El gigante con vistas al oso y el madroño
Como un gigante que surge de los abismos, la puerta de Alcalá se erige majestuosa sobre el horizonte de Madrid. Al coloso no le quedaron fuerzas para terminar de salir de las profundidades. Así permaneció, piernas y brazos aferrados sobre la tierra, mientras flores blancas y caminos de baldosas rosadas fueron naciendo a su alrededor. Hoy contemplan, posados sobre sus hombros, cuatros guardianes de las virtudes.
Con casco y escudo, la fortaleza insufla la pasión necesaria para no rendirse. Pedal por pedal, pierna a pierna, un madrileño escala la colina de Alcalá sobre dos ruedas. Lleva su armadura propia. Chaleco verde luminiscente y casco alargado hacia atrás asemeja más un gnomo que un bicicletero. Las gafas de sol en la oscuridad complementan su personaje.
Dejando atrás al alpinista rodante, un grupo de muchachos debaten intensamente donde desarrollar el desenlace de su noche. Palabras ardientes de argumentos -«que no, macho. que yo ahí paso«- deleitan a los clientes del irish pub James Joyce. Siguiendo la lógica que parecen subscribir -a mayor extensión y agitación de brazos, mayor razón se tiene-, el derecho de los mozos a emborracharse a un precio módico confirma que de nuevo la justicia se corona victoriosa.
Igual de válido que disfrutar de los hechizos de la noche madrileña es tener la templanza necesaria para saber cuándo retirarse a tiempo.
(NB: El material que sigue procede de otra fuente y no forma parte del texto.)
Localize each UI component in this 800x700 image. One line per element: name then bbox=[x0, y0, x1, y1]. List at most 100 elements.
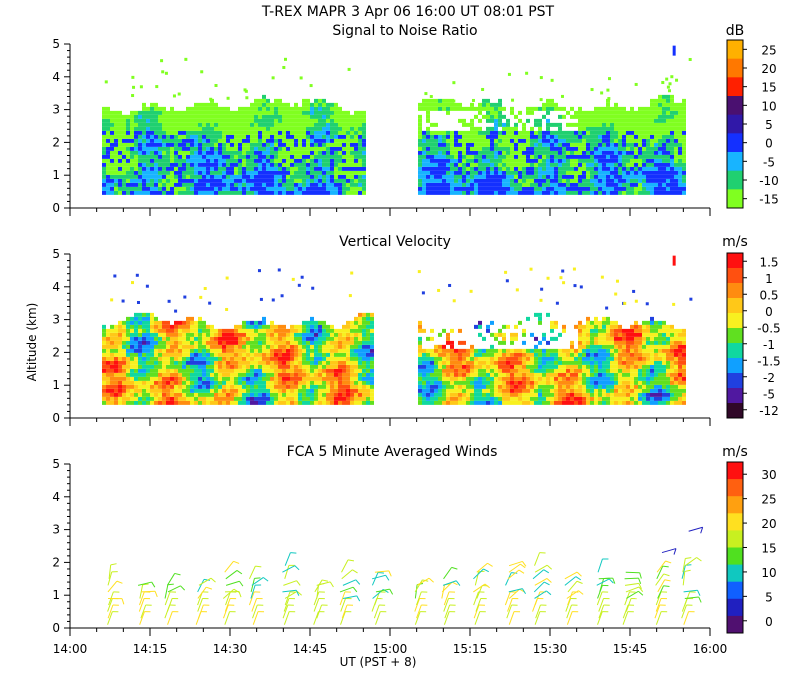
heatmap-cell bbox=[218, 356, 222, 361]
heatmap-cell bbox=[526, 170, 530, 175]
heatmap-cell bbox=[298, 396, 302, 401]
heatmap-cell bbox=[554, 170, 558, 175]
heatmap-cell bbox=[286, 190, 290, 195]
heatmap-cell bbox=[150, 320, 154, 325]
heatmap-cell bbox=[170, 106, 174, 111]
heatmap-cell bbox=[354, 324, 358, 329]
heatmap-cell bbox=[210, 364, 214, 369]
heatmap-cell bbox=[598, 174, 602, 179]
heatmap-cell bbox=[306, 166, 310, 171]
heatmap-cell bbox=[322, 328, 326, 333]
heatmap-cell bbox=[338, 178, 342, 183]
heatmap-cell bbox=[562, 150, 566, 155]
heatmap-cell bbox=[206, 162, 210, 167]
heatmap-cell bbox=[534, 162, 538, 167]
heatmap-cell bbox=[330, 182, 334, 187]
heatmap-cell bbox=[302, 122, 306, 127]
heatmap-cell bbox=[646, 106, 650, 111]
heatmap-cell bbox=[478, 384, 482, 389]
heatmap-cell bbox=[246, 134, 250, 139]
heatmap-cell bbox=[438, 396, 442, 401]
heatmap-cell bbox=[102, 142, 106, 147]
heatmap-cell bbox=[518, 138, 522, 143]
heatmap-cell bbox=[150, 400, 154, 405]
heatmap-cell bbox=[642, 126, 646, 131]
heatmap-cell bbox=[214, 348, 218, 353]
heatmap-cell bbox=[322, 182, 326, 187]
heatmap-cell bbox=[478, 360, 482, 365]
heatmap-cell bbox=[550, 174, 554, 179]
heatmap-cell bbox=[590, 174, 594, 179]
heatmap-cell bbox=[462, 122, 466, 127]
heatmap-cell bbox=[426, 146, 430, 151]
heatmap-cell bbox=[526, 166, 530, 171]
heatmap-cell bbox=[362, 122, 366, 127]
heatmap-cell bbox=[290, 400, 294, 405]
heatmap-cell bbox=[434, 162, 438, 167]
heatmap-cell bbox=[138, 158, 142, 163]
heatmap-cell bbox=[614, 114, 618, 119]
heatmap-cell bbox=[150, 162, 154, 167]
heatmap-cell bbox=[138, 392, 142, 397]
heatmap-cell bbox=[362, 388, 366, 393]
heatmap-cell bbox=[426, 178, 430, 183]
heatmap-cell bbox=[638, 170, 642, 175]
heatmap-cell bbox=[670, 138, 674, 143]
heatmap-cell bbox=[354, 162, 358, 167]
heatmap-cell bbox=[238, 146, 242, 151]
heatmap-cell bbox=[258, 376, 262, 381]
heatmap-cell bbox=[134, 146, 138, 151]
heatmap-cell bbox=[486, 388, 490, 393]
heatmap-cell bbox=[134, 150, 138, 155]
heatmap-cell bbox=[162, 328, 166, 333]
heatmap-cell bbox=[122, 190, 126, 195]
heatmap-cell bbox=[442, 368, 446, 373]
heatmap-cell bbox=[118, 118, 122, 123]
heatmap-cell bbox=[454, 154, 458, 159]
heatmap-cell bbox=[482, 356, 486, 361]
heatmap-cell bbox=[166, 368, 170, 373]
heatmap-cell bbox=[102, 352, 106, 357]
heatmap-cell bbox=[134, 122, 138, 127]
heatmap-cell bbox=[606, 162, 610, 167]
heatmap-cell bbox=[498, 190, 502, 195]
heatmap-cell bbox=[210, 380, 214, 385]
heatmap-cell bbox=[478, 396, 482, 401]
heatmap-cell bbox=[618, 182, 622, 187]
heatmap-cell bbox=[130, 348, 134, 353]
heatmap-cell bbox=[542, 178, 546, 183]
heatmap-cell bbox=[578, 186, 582, 191]
heatmap-cell bbox=[466, 388, 470, 393]
heatmap-cell bbox=[202, 182, 206, 187]
heatmap-cell bbox=[466, 154, 470, 159]
heatmap-cell bbox=[286, 332, 290, 337]
heatmap-cell bbox=[290, 186, 294, 191]
heatmap-cell bbox=[478, 106, 482, 111]
heatmap-cell bbox=[250, 122, 254, 127]
heatmap-cell bbox=[318, 146, 322, 151]
heatmap-cell bbox=[262, 352, 266, 357]
heatmap-cell bbox=[254, 348, 258, 353]
heatmap-cell bbox=[326, 170, 330, 175]
heatmap-cell bbox=[274, 190, 278, 195]
heatmap-cell bbox=[530, 138, 534, 143]
heatmap-cell bbox=[322, 158, 326, 163]
heatmap-cell bbox=[626, 190, 630, 195]
heatmap-cell bbox=[138, 190, 142, 195]
heatmap-cell bbox=[134, 396, 138, 401]
heatmap-cell bbox=[246, 368, 250, 373]
heatmap-cell bbox=[670, 174, 674, 179]
heatmap-cell bbox=[322, 332, 326, 337]
heatmap-cell bbox=[218, 336, 222, 341]
heatmap-cell bbox=[602, 114, 606, 119]
heatmap-cell bbox=[574, 166, 578, 171]
heatmap-cell bbox=[190, 130, 194, 135]
heatmap-cell bbox=[250, 400, 254, 405]
heatmap-cell bbox=[670, 102, 674, 107]
heatmap-cell bbox=[678, 170, 682, 175]
heatmap-cell bbox=[658, 114, 662, 119]
heatmap-cell bbox=[302, 344, 306, 349]
heatmap-cell bbox=[682, 146, 686, 151]
heatmap-cell bbox=[154, 166, 158, 171]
En la parada de bus del N8, en una de las zonas aledañas a la Cibeles, hacen cola a la espera de los buses nocturnos. Avistando que su transporte se marchaba ya, un hombre apura los últimos metros. Eso sí, no sin antes comprarle una cerveza al pakistaní haciendo guardia nocturna.
Más prudencia tiene Ángel. Sabemos que se llama Ángel por la placa que se asoma de la ventana delantera del camión. Naranja industrial con letras blancas desgastadas en las que se lee: Señales y balizamiento S.L. compone su carroza. Esta noche toca trabajar.
En la cara exterior, mirando hacia el este, un sátiro contempla la vida que late aún en la madrugada de Madrid. Mitad hombres, mitad cabras, son símbolo del apetito sexual. En la esquina de la calle Alcalá con la Gran vía un grupo de jóvenes dispuestos a conquistar la noche avistan en el horizonte la presa perfecta. El contacto visual es el primer paso del ritual de seducción. Ambas manadas se dirigen hacia el encuentro. Un roce intencionado, camuflado como un choque accidental, es excusa más que válida para colocar seductoramente un brazo sobre la chica elegida.
Para las que logran salir ilesas de la danza del corteja, la cúpula cristalina ya se divisa. Atrás quedan las litronas a medio beber; el bullicio entorno al número 45 de la calle Alcalá se acrecenta. Y es que en breves comienza la “Cuarta de Apolo”. La última sesión del día, la de gañanes y personajes de “dudosa calaña”. Promete cerrar tarde, como todas las noches. Como todas las madrugadas hasta 1929. Pero hoy las chicas no se pueden quedar, tienen prisa. Han quedado a las 12 en Sol.